Dutch authorities play down risk of Muslim backlash over burqa ban

Dutch authorities play down risk of Muslim backlash over burqa banThe Dutch foreign ministry on Monday played down media reports that it fears violent protests in the Muslim world against the country's proposed ban on face veils.
According to a document unearthed by the Algemeen Dagblad paper, the ministry had warned that such a ban might incite violent riots in Muslim countries like those seen after the publications of blasphemous caricatures depicting the revered Prophet Mohammed (Peace Be Upon Him) earlier this year.
Foreign ministry spokesman Herman van Gelderen told AFP that there was some mention of the possible problems of a burqa ban in a background briefing when Dutch Foreign Minister Ben Bot visited Saudi Arabia and Qatar in February this year at the height of the impious caricatures riots.
"Fortunately the climate has improved a lot since the (blasphemous) cartoon riots. Calm has returned and there is room for dialogue without tension mounting," he said.
On Friday the Dutch center-right government announced that it would introduce a bill to ban the wearing of face-covering clothing including Muslim veils like the burqa and the niqab in public places.
Van Gelder said the foreign ministry had not received many reactions from abroad.
On Sunday the Malaysian Foreign Minister Syed Hamid Albar criticised the proposed Dutch ban blasting it as discriminatory.
"Why can't people have the freedom to dress the way they want to dress," he asked.
"People can go naked and wear scanty dresses and yet you do not condemn them. And when people want to cover themselves that is their right," Syed Hamid added.
Van Gelderen recalled that in the Netherlands it is also forbidden to be naked in public spaces with the exception of several designated nude beaches.
The foreign ministry was quick to point out that ban did not only cover burqas but all face-covering garments.
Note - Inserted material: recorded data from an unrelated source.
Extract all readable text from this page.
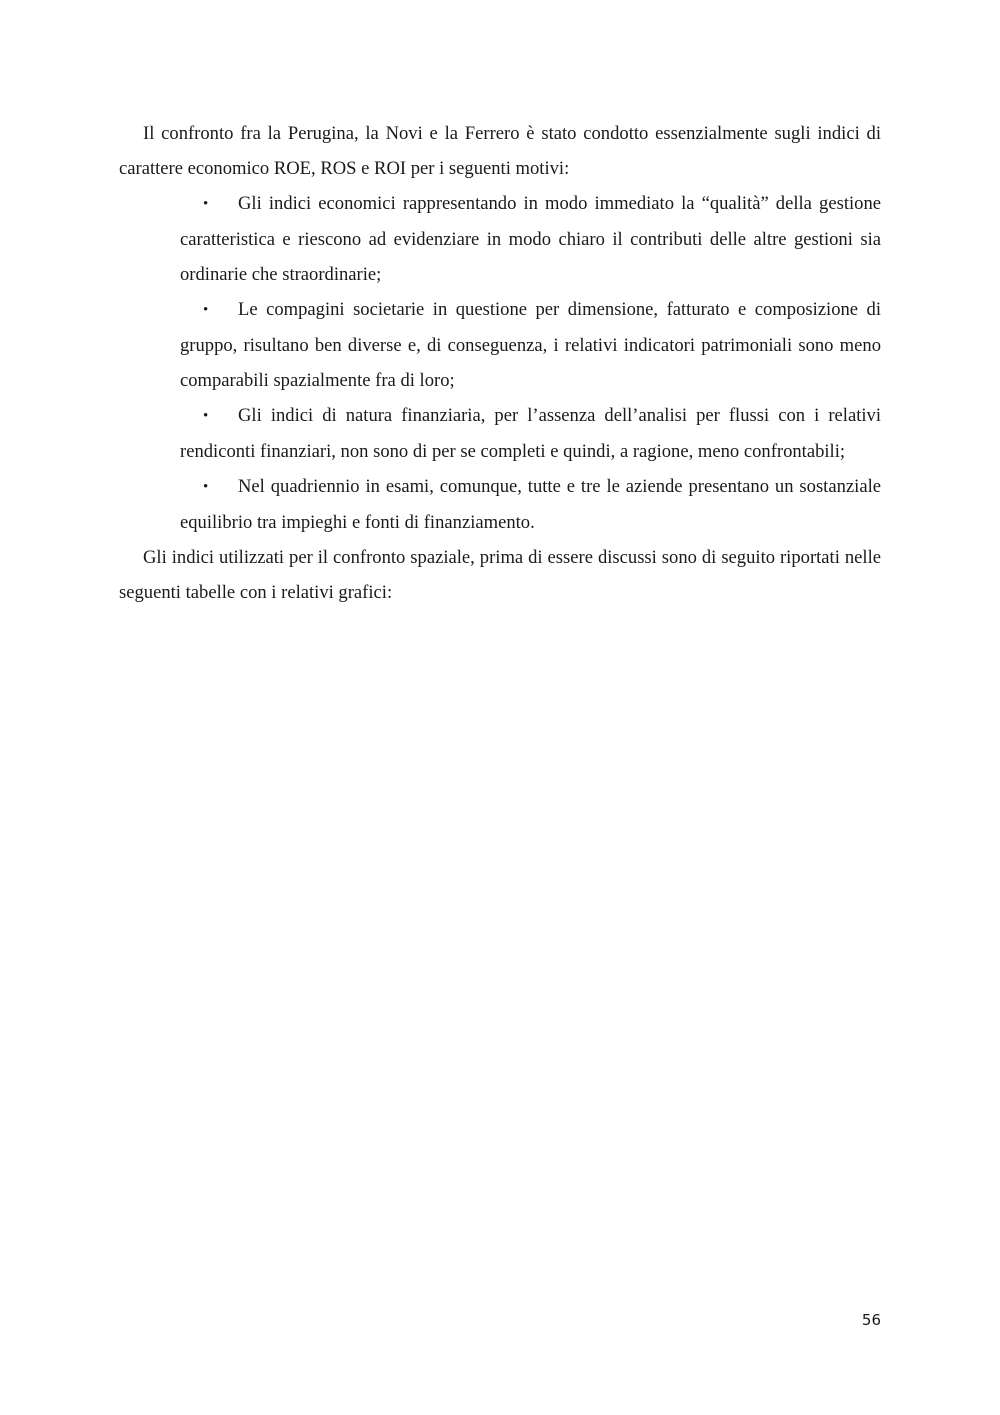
Il confronto fra la Perugina, la Novi e la Ferrero è stato condotto essenzialmente sugli indici di carattere economico ROE, ROS e ROI per i seguenti motivi:

• Gli indici economici rappresentando in modo immediato la “qualità” della gestione caratteristica e riescono ad evidenziare in modo chiaro il contributi delle altre gestioni sia ordinarie che straordinarie;
• Le compagini societarie in questione per dimensione, fatturato e composizione di gruppo, risultano ben diverse e, di conseguenza, i relativi indicatori patrimoniali sono meno comparabili spazialmente fra di loro;
• Gli indici di natura finanziaria, per l’assenza dell’analisi per flussi con i relativi rendiconti finanziari, non sono di per se completi e quindi, a ragione, meno confrontabili;
• Nel quadriennio in esami, comunque, tutte e tre le aziende presentano un sostanziale equilibrio tra impieghi e fonti di finanziamento.

Gli indici utilizzati per il confronto spaziale, prima di essere discussi sono di seguito riportati nelle seguenti tabelle con i relativi grafici:

56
In any case the ban was still only a proposal and it will take months before becoming law, if it ever will.
"We still have a very long way to go. This will definitely be a job for the new cabinet," justice ministry spokesman Wiebe Alkema told AFP, referring to Wednesday's general elections here.
It will take a lot of time and legal advice to draft the law which will be sent on to the Council of State, which has already shot down three law proposals made by hard-line Immigration Minister Rita Verdonk because of legal concerns that they could be discriminatory. With the burqa ban there are similar concerns. The minister said she would make a general ban of face covering clothing in public places including also balaclavas and motorcycle helmets to avoid discrimination but this poses a number of practical problems. What to do with veiled Christian brides or carnival revellers who traditionally dress up? Minister Verdonk has said that obviously exception would be made for such cases but such exceptions would make it difficult to argue that the law enforced a general ban.
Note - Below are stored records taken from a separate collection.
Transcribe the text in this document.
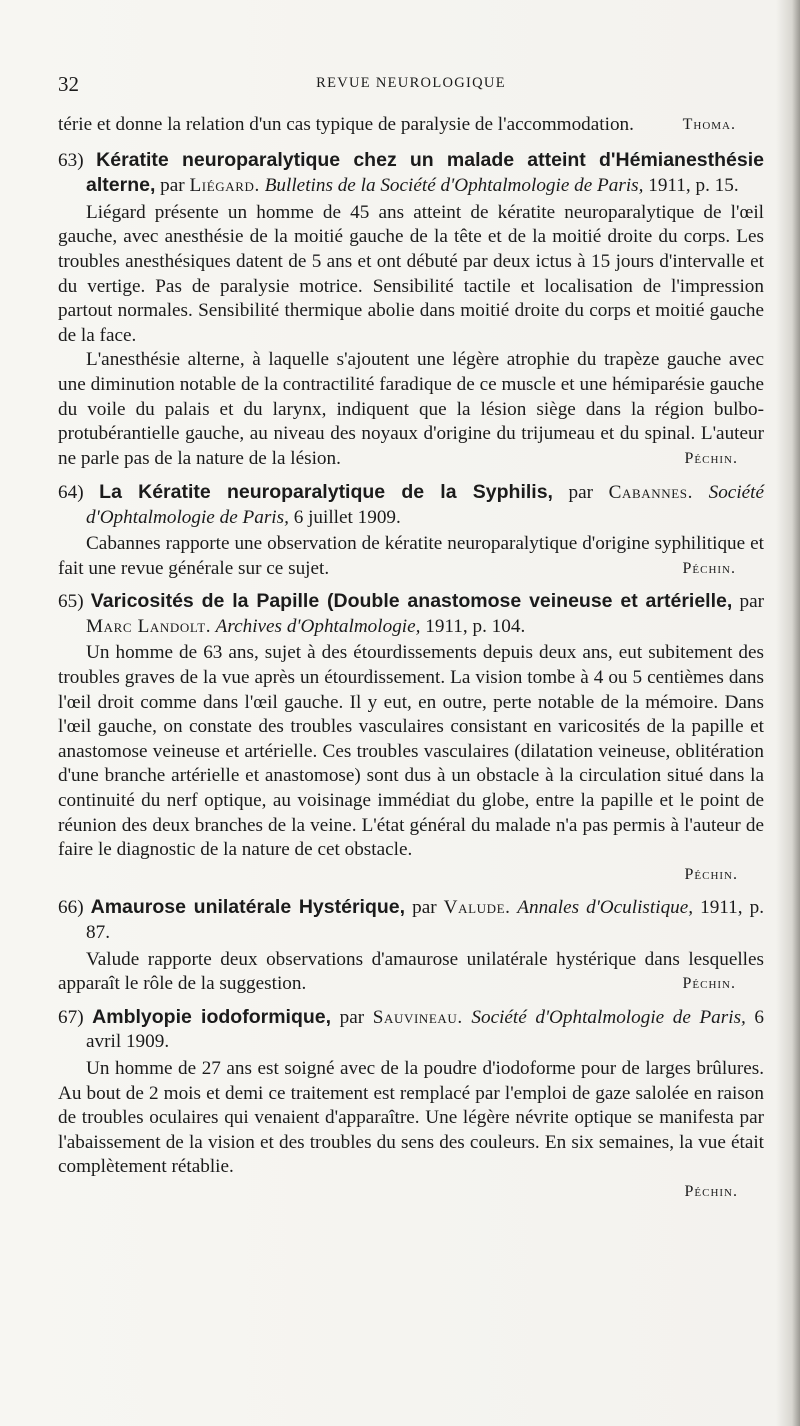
32	REVUE NEUROLOGIQUE

térie et donne la relation d'un cas typique de paralysie de l'accommodation.	Thoma.

63) Kératite neuroparalytique chez un malade atteint d'Hémianesthésie alterne, par Liégard. Bulletins de la Société d'Ophtalmologie de Paris, 1911, p. 15.

Liégard présente un homme de 45 ans atteint de kératite neuroparalytique de l'œil gauche, avec anesthésie de la moitié gauche de la tête et de la moitié droite du corps. Les troubles anesthésiques datent de 5 ans et ont débuté par deux ictus à 15 jours d'intervalle et du vertige. Pas de paralysie motrice. Sensibilité tactile et localisation de l'impression partout normales. Sensibilité thermique abolie dans moitié droite du corps et moitié gauche de la face.

L'anesthésie alterne, à laquelle s'ajoutent une légère atrophie du trapèze gauche avec une diminution notable de la contractilité faradique de ce muscle et une hémiparésie gauche du voile du palais et du larynx, indiquent que la lésion siège dans la région bulbo-protubérantielle gauche, au niveau des noyaux d'origine du trijumeau et du spinal. L'auteur ne parle pas de la nature de la lésion.	Péchin.

64) La Kératite neuroparalytique de la Syphilis, par Cabannes. Société d'Ophtalmologie de Paris, 6 juillet 1909.

Cabannes rapporte une observation de kératite neuroparalytique d'origine syphilitique et fait une revue générale sur ce sujet.	Péchin.

65) Varicosités de la Papille (Double anastomose veineuse et artérielle, par Marc Landolt. Archives d'Ophtalmologie, 1911, p. 104.

Un homme de 63 ans, sujet à des étourdissements depuis deux ans, eut subitement des troubles graves de la vue après un étourdissement. La vision tombe à 4 ou 5 centièmes dans l'œil droit comme dans l'œil gauche. Il y eut, en outre, perte notable de la mémoire. Dans l'œil gauche, on constate des troubles vasculaires consistant en varicosités de la papille et anastomose veineuse et artérielle. Ces troubles vasculaires (dilatation veineuse, oblitération d'une branche artérielle et anastomose) sont dus à un obstacle à la circulation situé dans la continuité du nerf optique, au voisinage immédiat du globe, entre la papille et le point de réunion des deux branches de la veine. L'état général du malade n'a pas permis à l'auteur de faire le diagnostic de la nature de cet obstacle.

Péchin.

66) Amaurose unilatérale Hystérique, par Valude. Annales d'Oculistique, 1911, p. 87.

Valude rapporte deux observations d'amaurose unilatérale hystérique dans lesquelles apparaît le rôle de la suggestion.	Péchin.

67) Amblyopie iodoformique, par Sauvineau. Société d'Ophtalmologie de Paris, 6 avril 1909.

Un homme de 27 ans est soigné avec de la poudre d'iodoforme pour de larges brûlures. Au bout de 2 mois et demi ce traitement est remplacé par l'emploi de gaze salolée en raison de troubles oculaires qui venaient d'apparaître. Une légère névrite optique se manifesta par l'abaissement de la vision et des troubles du sens des couleurs. En six semaines, la vue était complètement rétablie.

Péchin.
In the past a special complaints commission on equal treatment has ruled that general bans that have a major impact on certain religious groups are also discriminatory.
If the burqa ban overcomes all of these hurdles it would still have to be voted on by parliament. Although the ban was initiated by parliament in 2005 after the elections, the political landscape is expected to alter and there might not be a majority for the bill, the latest polls show. The biggest opposition party, the labour PvdA, is against a general burqa ban.
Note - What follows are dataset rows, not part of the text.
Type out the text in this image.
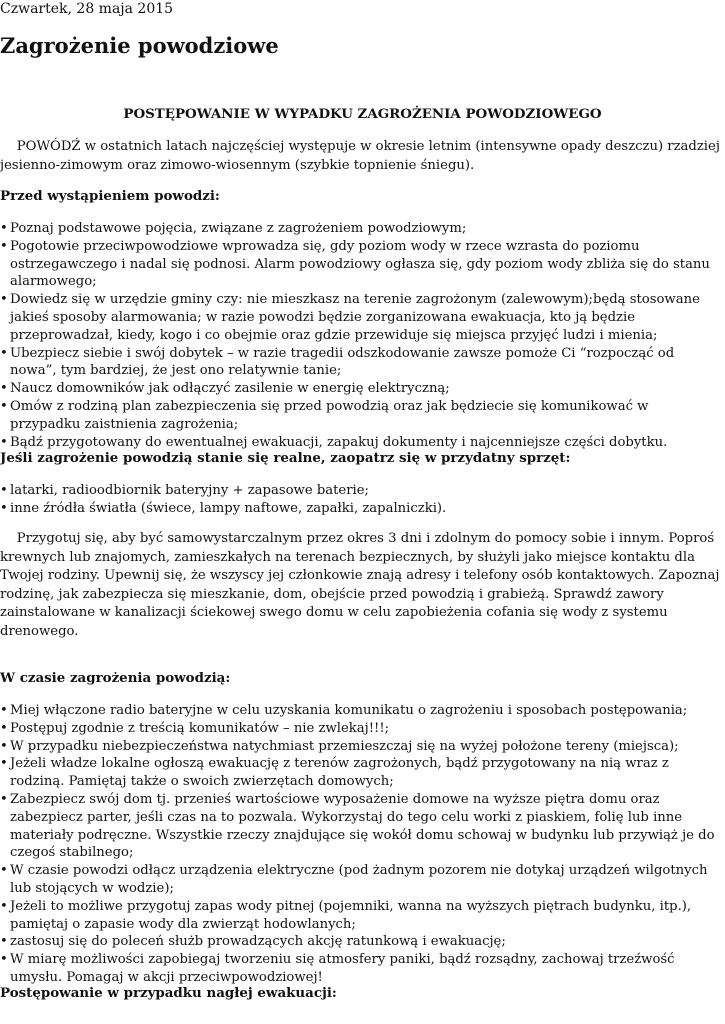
Czwartek, 28 maja 2015
Zagrożenie powodziowe
POSTĘPOWANIE W WYPADKU ZAGROŻENIA POWODZIOWEGO

POWÓDŹ w ostatnich latach najczęściej występuje w okresie letnim (intensywne opady deszczu) rzadziej jesienno-zimowym oraz zimowo-wiosennym (szybkie topnienie śniegu).

Przed wystąpieniem powodzi:
• Poznaj podstawowe pojęcia, związane z zagrożeniem powodziowym;
• Pogotowie przeciwpowodziowe wprowadza się, gdy poziom wody w rzece wzrasta do poziomu ostrzegawczego i nadal się podnosi. Alarm powodziowy ogłasza się, gdy poziom wody zbliża się do stanu alarmowego;
• Dowiedz się w urzędzie gminy czy: nie mieszkasz na terenie zagrożonym (zalewowym);będą stosowane jakieś sposoby alarmowania; w razie powodzi będzie zorganizowana ewakuacja, kto ją będzie przeprowadzał, kiedy, kogo i co obejmie oraz gdzie przewiduje się miejsca przyjęć ludzi i mienia;
• Ubezpiecz siebie i swój dobytek – w razie tragedii odszkodowanie zawsze pomoże Ci “rozpocząć od nowa”, tym bardziej, że jest ono relatywnie tanie;
• Naucz domowników jak odłączyć zasilenie w energię elektryczną;
• Omów z rodziną plan zabezpieczenia się przed powodzią oraz jak będziecie się komunikować w przypadku zaistnienia zagrożenia;
• Bądź przygotowany do ewentualnej ewakuacji, zapakuj dokumenty i najcenniejsze części dobytku.
Jeśli zagrożenie powodzią stanie się realne, zaopatrz się w przydatny sprzęt:
• latarki, radioodbiornik bateryjny + zapasowe baterie;
• inne źródła światła (świece, lampy naftowe, zapałki, zapalniczki).

Przygotuj się, aby być samowystarczalnym przez okres 3 dni i zdolnym do pomocy sobie i innym. Poproś krewnych lub znajomych, zamieszkałych na terenach bezpiecznych, by służyli jako miejsce kontaktu dla Twojej rodziny. Upewnij się, że wszyscy jej członkowie znają adresy i telefony osób kontaktowych. Zapoznaj rodzinę, jak zabezpiecza się mieszkanie, dom, obejście przed powodzią i grabieżą. Sprawdź zawory zainstalowane w kanalizacji ściekowej swego domu w celu zapobieżenia cofania się wody z systemu drenowego.

W czasie zagrożenia powodzią:
• Miej włączone radio bateryjne w celu uzyskania komunikatu o zagrożeniu i sposobach postępowania;
• Postępuj zgodnie z treścią komunikatów – nie zwlekaj!!!;
• W przypadku niebezpieczeństwa natychmiast przemieszczaj się na wyżej położone tereny (miejsca);
• Jeżeli władze lokalne ogłoszą ewakuację z terenów zagrożonych, bądź przygotowany na nią wraz z rodziną. Pamiętaj także o swoich zwierzętach domowych;
• Zabezpiecz swój dom tj. przenieś wartościowe wyposażenie domowe na wyższe piętra domu oraz zabezpiecz parter, jeśli czas na to pozwala. Wykorzystaj do tego celu worki z piaskiem, folię lub inne materiały podręczne. Wszystkie rzeczy znajdujące się wokół domu schowaj w budynku lub przywiąż je do czegoś stabilnego;
• W czasie powodzi odłącz urządzenia elektryczne (pod żadnym pozorem nie dotykaj urządzeń wilgotnych lub stojących w wodzie);
• Jeżeli to możliwe przygotuj zapas wody pitnej (pojemniki, wanna na wyższych piętrach budynku, itp.), pamiętaj o zapasie wody dla zwierząt hodowlanych;
• zastosuj się do poleceń służb prowadzących akcję ratunkową i ewakuację;
• W miarę możliwości zapobiegaj tworzeniu się atmosfery paniki, bądź rozsądny, zachowaj trzeźwość umysłu. Pomagaj w akcji przeciwpowodziowej!
Postępowanie w przypadku nagłej ewakuacji:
"We are against a general ban because you can already use current laws to ban the wearing of face covering veils in certain public place like schools, courts or for certain people who work for the municipality or the government," PvdA integration spokesman Jeroen Dijsselbloem told AFP.
He condemned the sudden announcement of a burqa ban on Friday "pure symbolic politics".
"It's no coincidence this comes just days before the general election," he added.